Michigan taxpayers, public schools and universities will get a budget break this year if priority House and Senate legislation to repeal the “prevailing wage” law is finally passed.

“A repeal of the outdated law will mean school and university budgets, as well as all state government, will not be forced to overspend on construction, saving taxpayers as much as $250 million annually in the educational construction sector alone,” says Chris Fisher, Associated Builders and Contractors (ABC) of Michigan president. “The fact that the bills are the first introduced in the 2015 session indicates the importance of prevailing wage reform to easing the strain on state and education budgets.”

House Bills 4001-4003, sponsored by Rep. Amanda Price (R-Park Township), Rep. Brad Jacobsen (R-Oxford) and Rep.
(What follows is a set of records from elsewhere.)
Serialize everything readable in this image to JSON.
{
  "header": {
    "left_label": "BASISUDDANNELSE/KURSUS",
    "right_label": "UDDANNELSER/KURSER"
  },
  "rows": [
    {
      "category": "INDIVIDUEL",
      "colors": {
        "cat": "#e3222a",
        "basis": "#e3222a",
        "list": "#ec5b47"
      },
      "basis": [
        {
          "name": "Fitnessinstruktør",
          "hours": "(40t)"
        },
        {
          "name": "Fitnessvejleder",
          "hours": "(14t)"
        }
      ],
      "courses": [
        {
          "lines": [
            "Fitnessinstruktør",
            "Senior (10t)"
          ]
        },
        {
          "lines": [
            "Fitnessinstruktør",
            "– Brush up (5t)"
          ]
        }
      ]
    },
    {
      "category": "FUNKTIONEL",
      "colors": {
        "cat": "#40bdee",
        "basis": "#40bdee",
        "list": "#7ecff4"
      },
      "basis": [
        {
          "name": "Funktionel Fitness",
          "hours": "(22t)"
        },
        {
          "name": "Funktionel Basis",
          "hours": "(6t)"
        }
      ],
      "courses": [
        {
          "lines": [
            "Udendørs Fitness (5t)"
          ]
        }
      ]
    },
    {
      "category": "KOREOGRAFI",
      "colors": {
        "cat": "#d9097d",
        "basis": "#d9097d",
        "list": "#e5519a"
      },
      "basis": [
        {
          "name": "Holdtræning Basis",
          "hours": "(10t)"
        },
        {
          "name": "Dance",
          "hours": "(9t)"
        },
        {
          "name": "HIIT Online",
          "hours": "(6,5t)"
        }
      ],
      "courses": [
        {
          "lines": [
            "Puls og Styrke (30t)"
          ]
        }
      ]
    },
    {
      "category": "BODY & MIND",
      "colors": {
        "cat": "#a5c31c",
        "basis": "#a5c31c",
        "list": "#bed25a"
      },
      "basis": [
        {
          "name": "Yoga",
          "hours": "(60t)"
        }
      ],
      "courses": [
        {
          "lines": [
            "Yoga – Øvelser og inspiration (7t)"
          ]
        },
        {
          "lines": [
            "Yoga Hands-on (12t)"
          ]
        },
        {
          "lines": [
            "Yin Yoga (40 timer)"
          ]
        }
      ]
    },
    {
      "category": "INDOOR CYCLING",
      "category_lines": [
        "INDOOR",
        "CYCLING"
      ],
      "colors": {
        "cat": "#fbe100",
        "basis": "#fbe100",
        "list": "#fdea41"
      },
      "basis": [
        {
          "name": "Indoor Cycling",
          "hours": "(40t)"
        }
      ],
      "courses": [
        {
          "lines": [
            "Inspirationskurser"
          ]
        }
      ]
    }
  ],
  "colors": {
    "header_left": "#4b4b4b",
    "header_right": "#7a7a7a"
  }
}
Aric Nesbitt (R-Lawton) would remove the stipulation that work and compensation rules on publicly funded construction projects be determined exclusively by union agreements.  Similar legislation in the Senate (Senate Bill 1), will be introduced by Senate Majority Leader Arlan Meekhof (R-West Olive), to mirror language in the House bills and would allow construction companies to pay current market rates found in the private sector rather than ones set by union contracts, which only cover a small slice of the Michigan construction workforce.  Senators Peter MacGregor (R-Rockford), and Dave Robertson (R-Grand Blanc), will be sponsors of Senate Bills 2 and 3 in the package to complete the repeal.

The non-partisan Anderson Economic Group says $2.25 billion could have been saved over the past decade for public school and university construction alone, according to its analysis conducted in 2013. Although the State of Michigan reports that the average free market construction wage is already higher than most other professions at a healthy $47,000 annually, prevailing wage drives the rates up to artificial levels as much as 60 percent higher for some trades when performing governmental construction work.
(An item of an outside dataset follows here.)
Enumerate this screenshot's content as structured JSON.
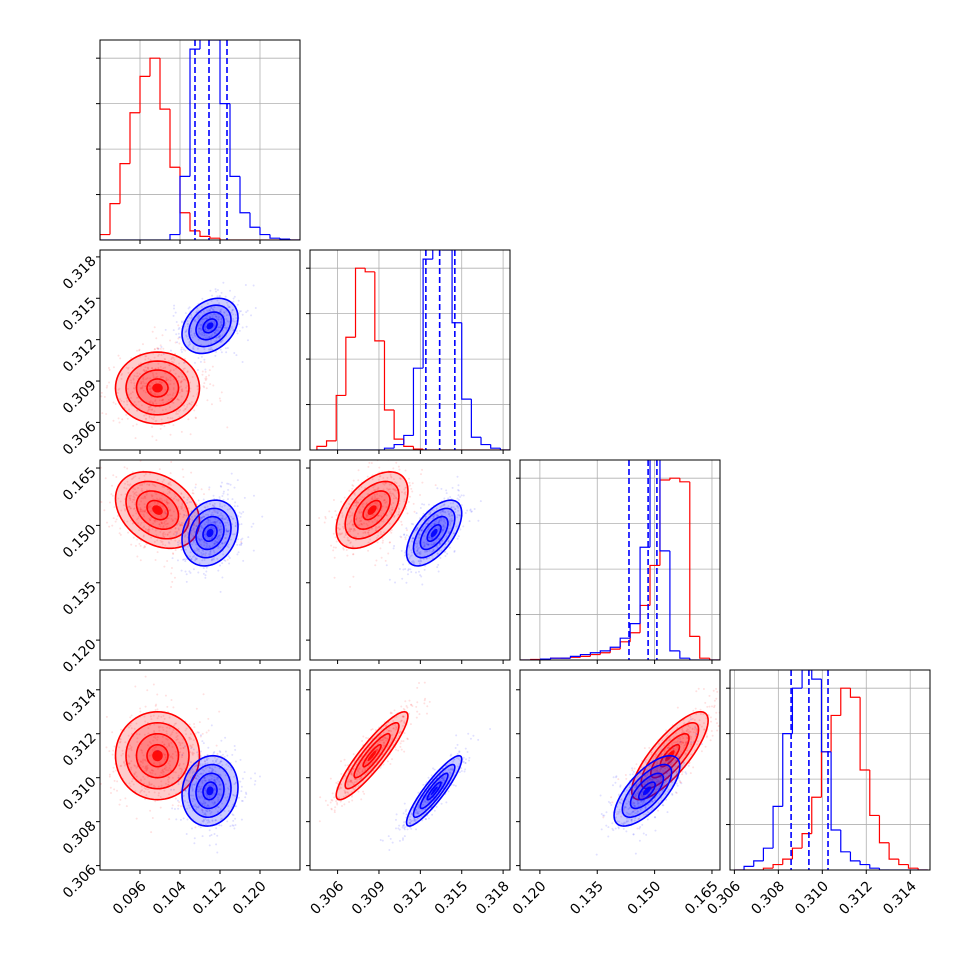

“Nearly every peer-reviewed study concludes that prevailing wage is a job killer and tax dollar waster,” Fisher explains.  Far from ‘prevailing,’ the current law dictates that unions, which represent only 18 percent of the construction workforce, set wage rates and determine inefficient trade classifications for the rest of the industry.  Such decisions are not subject to any oversight or negotiation and vary from trade to trade and from locality to locality, creating a red tape nightmare for contractors, who must monitor tens of thousands of wage scenarios annually.

“Because construction is such a key jobs provider in Michigan’s economy,” says Fisher, “prevailing wage repeal will help create more good paying jobs and help the industry compete with more than 44 other states that have no such artificial mandates or that base wage rates on more accurate and reliable measures.  Michigan is currently tied for worst in the US because it is one of just six states that has a prevailing wage exclusively determined by union classifications.”
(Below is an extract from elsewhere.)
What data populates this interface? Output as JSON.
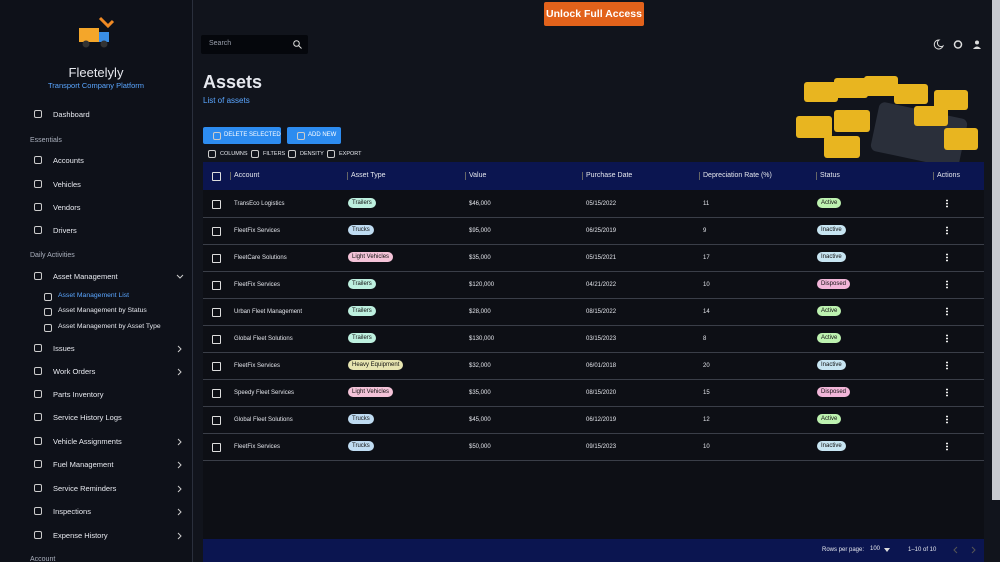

“Prevailing wage repeal is simply good public policy,” says Chris Beckering, vice president of strategic business operations at Pioneer Construction in Grand Rapids. “Michigan taxpayers should not be paying inflated prices on public construction projects.  Michigan citizens deserve the additional job opportunities and fiscal accountability that will result by eliminating this antiquated mandate. It’s time for repeal.”